Encyclopedia Britannica and Merriam-Webster Sue OpenAI Over Alleged Copyright Infringement

Key Points
- Encyclopedia Britannica and Merriam-Webster sued OpenAI for alleged copyright infringement.
- The lawsuit claims OpenAI scraped nearly 100,000 Britannica articles for AI training.
- Britannica alleges ChatGPT substitutes its content, reducing website traffic and revenue.
- The complaint also cites trademark violations and improper use of RAG workflow.
- Britannica warns that AI hallucinations threaten public access to reliable information.
- Legal precedent is unclear; a prior Anthropic case mixed transformation rulings with a $1.5 billion settlement.
- The case adds to a growing wave of publisher lawsuits against AI firms.
Encyclopedia Britannica and its subsidiary Merriam-Webster have filed a lawsuit against OpenAI, accusing the company of massive copyright infringement for scraping nearly 100,000 of their online articles to train its large language models. The complaint alleges that ChatGPT reproduces Britannica content, reduces web traffic and revenue, and violates trademark law. The case joins a growing wave of legal actions by publishers against AI firms, highlighting unresolved questions about the legality of using copyrighted material for AI training. A prior Anthropic case showed mixed rulings, underscoring the uncertainty that will shape future AI‑content use.
Background of Publisher Lawsuits
It is widely acknowledged that AI companies use web articles to train their models without compensating creators or obtaining permission. Major publishers such as The New York Times, the Chicago Tribune, and the Toronto Star have already pursued legal action against this practice.
Britannica and Merriam‑Webster Lawsuit
Encyclopedia Britannica and its subsidiary Merriam‑Webster have now joined the legal proceedings by filing a lawsuit against OpenAI. The complaint alleges that OpenAI committed “massive copyright infringement” by scraping and using nearly 100,000 of Britannica’s online articles to train its large language models without permission.
Britannica claims that ChatGPT generates responses that substitute its content, thereby reducing web traffic and potential revenue for the publisher.
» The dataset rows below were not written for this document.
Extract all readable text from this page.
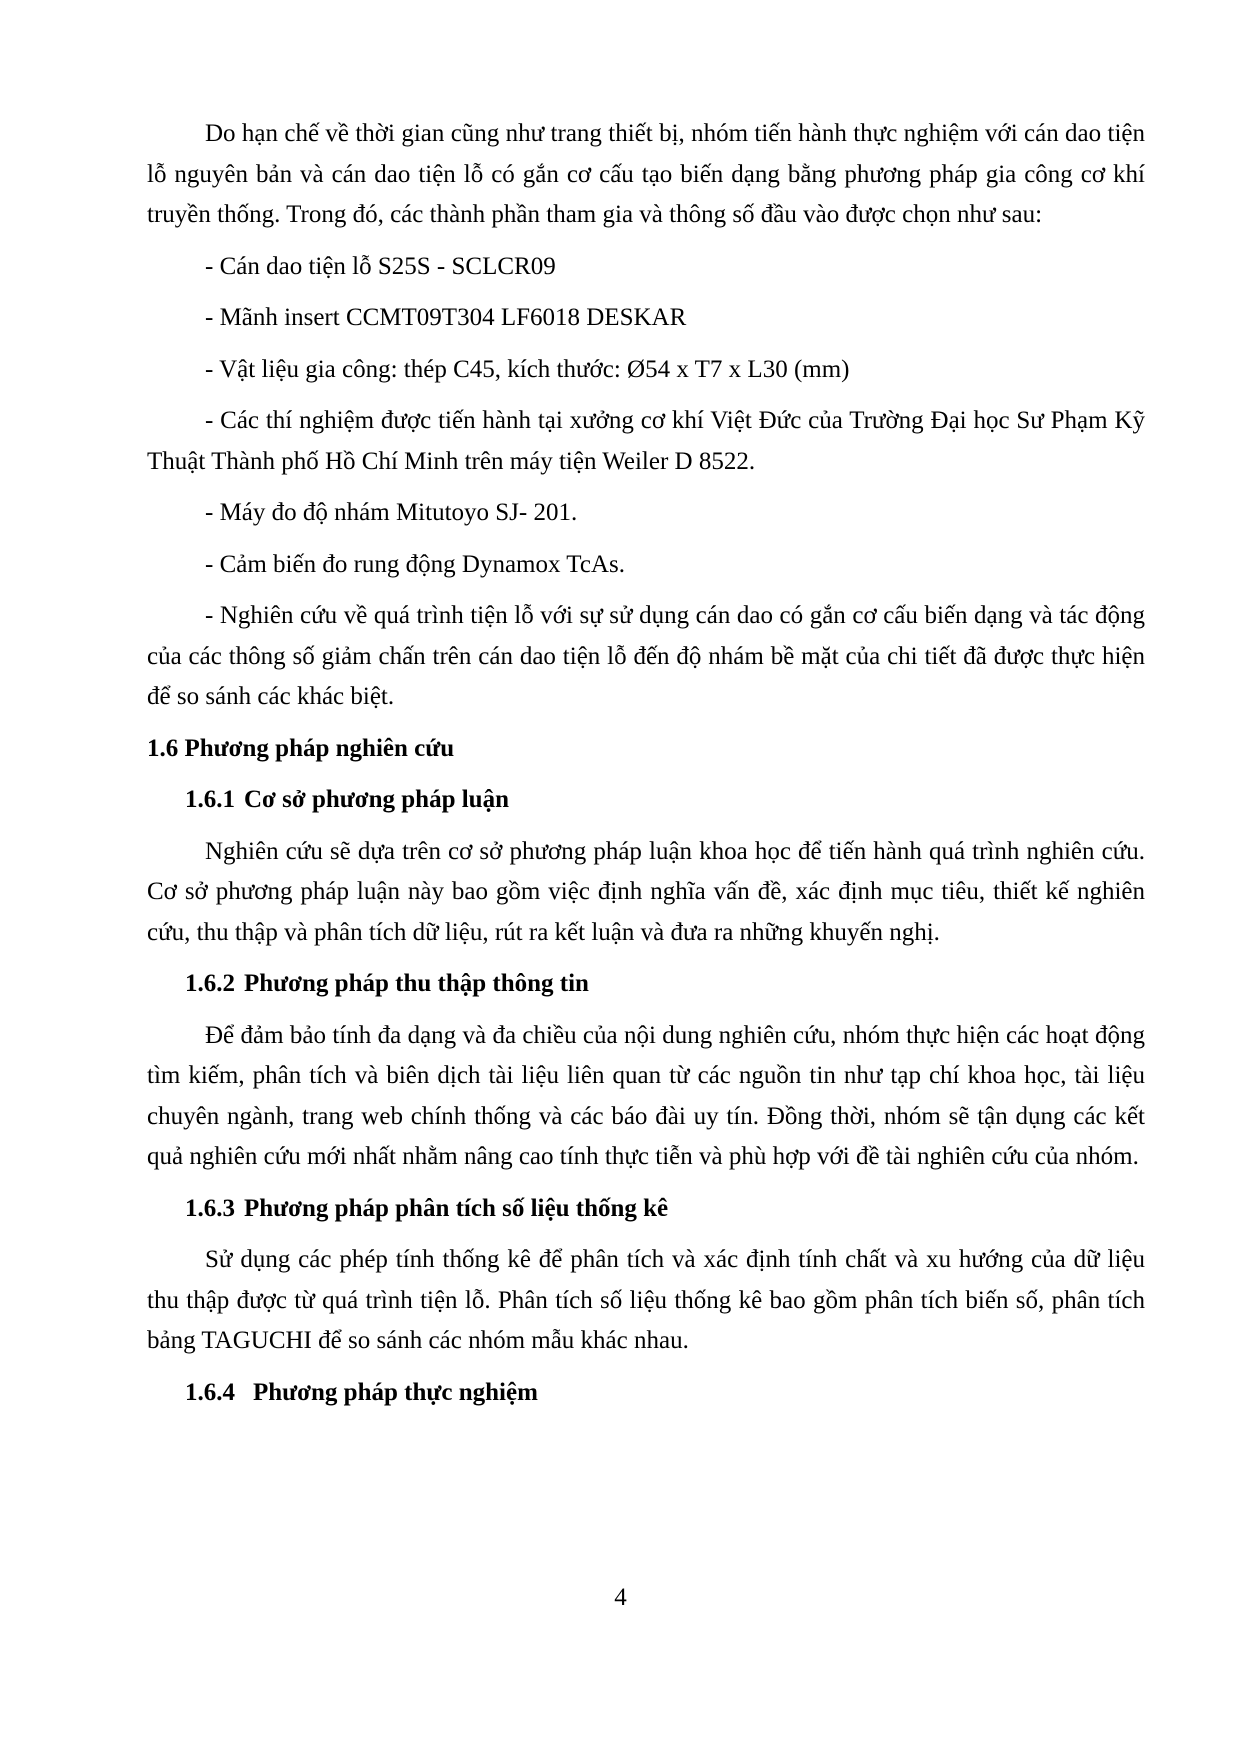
Do hạn chế về thời gian cũng như trang thiết bị, nhóm tiến hành thực nghiệm với cán dao tiện lỗ nguyên bản và cán dao tiện lỗ có gắn cơ cấu tạo biến dạng bằng phương pháp gia công cơ khí truyền thống. Trong đó, các thành phần tham gia và thông số đầu vào được chọn như sau:

- Cán dao tiện lỗ S25S - SCLCR09

- Mãnh insert CCMT09T304 LF6018 DESKAR

- Vật liệu gia công: thép C45, kích thước: Ø54 x T7 x L30 (mm)

- Các thí nghiệm được tiến hành tại xưởng cơ khí Việt Đức của Trường Đại học Sư Phạm Kỹ Thuật Thành phố Hồ Chí Minh trên máy tiện Weiler D 8522.

- Máy đo độ nhám Mitutoyo SJ- 201.

- Cảm biến đo rung động Dynamox TcAs.

- Nghiên cứu về quá trình tiện lỗ với sự sử dụng cán dao có gắn cơ cấu biến dạng và tác động của các thông số giảm chấn trên cán dao tiện lỗ đến độ nhám bề mặt của chi tiết đã được thực hiện để so sánh các khác biệt.

1.6 Phương pháp nghiên cứu

1.6.1 Cơ sở phương pháp luận

Nghiên cứu sẽ dựa trên cơ sở phương pháp luận khoa học để tiến hành quá trình nghiên cứu. Cơ sở phương pháp luận này bao gồm việc định nghĩa vấn đề, xác định mục tiêu, thiết kế nghiên cứu, thu thập và phân tích dữ liệu, rút ra kết luận và đưa ra những khuyến nghị.

1.6.2 Phương pháp thu thập thông tin

Để đảm bảo tính đa dạng và đa chiều của nội dung nghiên cứu, nhóm thực hiện các hoạt động tìm kiếm, phân tích và biên dịch tài liệu liên quan từ các nguồn tin như tạp chí khoa học, tài liệu chuyên ngành, trang web chính thống và các báo đài uy tín. Đồng thời, nhóm sẽ tận dụng các kết quả nghiên cứu mới nhất nhằm nâng cao tính thực tiễn và phù hợp với đề tài nghiên cứu của nhóm.

1.6.3 Phương pháp phân tích số liệu thống kê

Sử dụng các phép tính thống kê để phân tích và xác định tính chất và xu hướng của dữ liệu thu thập được từ quá trình tiện lỗ. Phân tích số liệu thống kê bao gồm phân tích biến số, phân tích bảng TAGUCHI để so sánh các nhóm mẫu khác nhau.

1.6.4 Phương pháp thực nghiệm

4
If users can ask ChatGPT a question and receive an answer based on Britannica’s articles, there may be less incentive to visit the website directly.
The lawsuit also targets OpenAI’s use of Britannica content in ChatGPT’s Retrieval‑Augmented Generation (RAG) workflow, a process where the AI scans the web for updated information when answering questions. Britannica alleges that the AI reproduces its content, in full or in part, when answering questions, and that OpenAI is violating trademark law.
Concerns About Hallucinations and Public Access
Britannica further argues that ChatGPT hallucinates information and then falsely attributes it to the publisher. According to the complaint, these hallucinations jeopardize “the public’s continued access to high‑quality and trustworthy online information.”
Legal Precedent and Prior Cases
There is currently no strong legal precedent establishing whether training an AI on copyrighted content constitutes copyright infringement. The law around this issue remains murky.
In a recent case involving Anthropic, a federal judge ruled that using copyrighted content as training data was transformative enough to be legal. However, the same judge found that Anthropic had illegally downloaded millions of books, resulting in a $1.5 billion settlement with affected writers.
Implications for the AI Industry
The outcome of these cases is expected to shape how AI companies can legally use web content in the future. Lawmakers and courts will need to address the balance between fostering AI innovation and protecting the rights of content creators and publishers.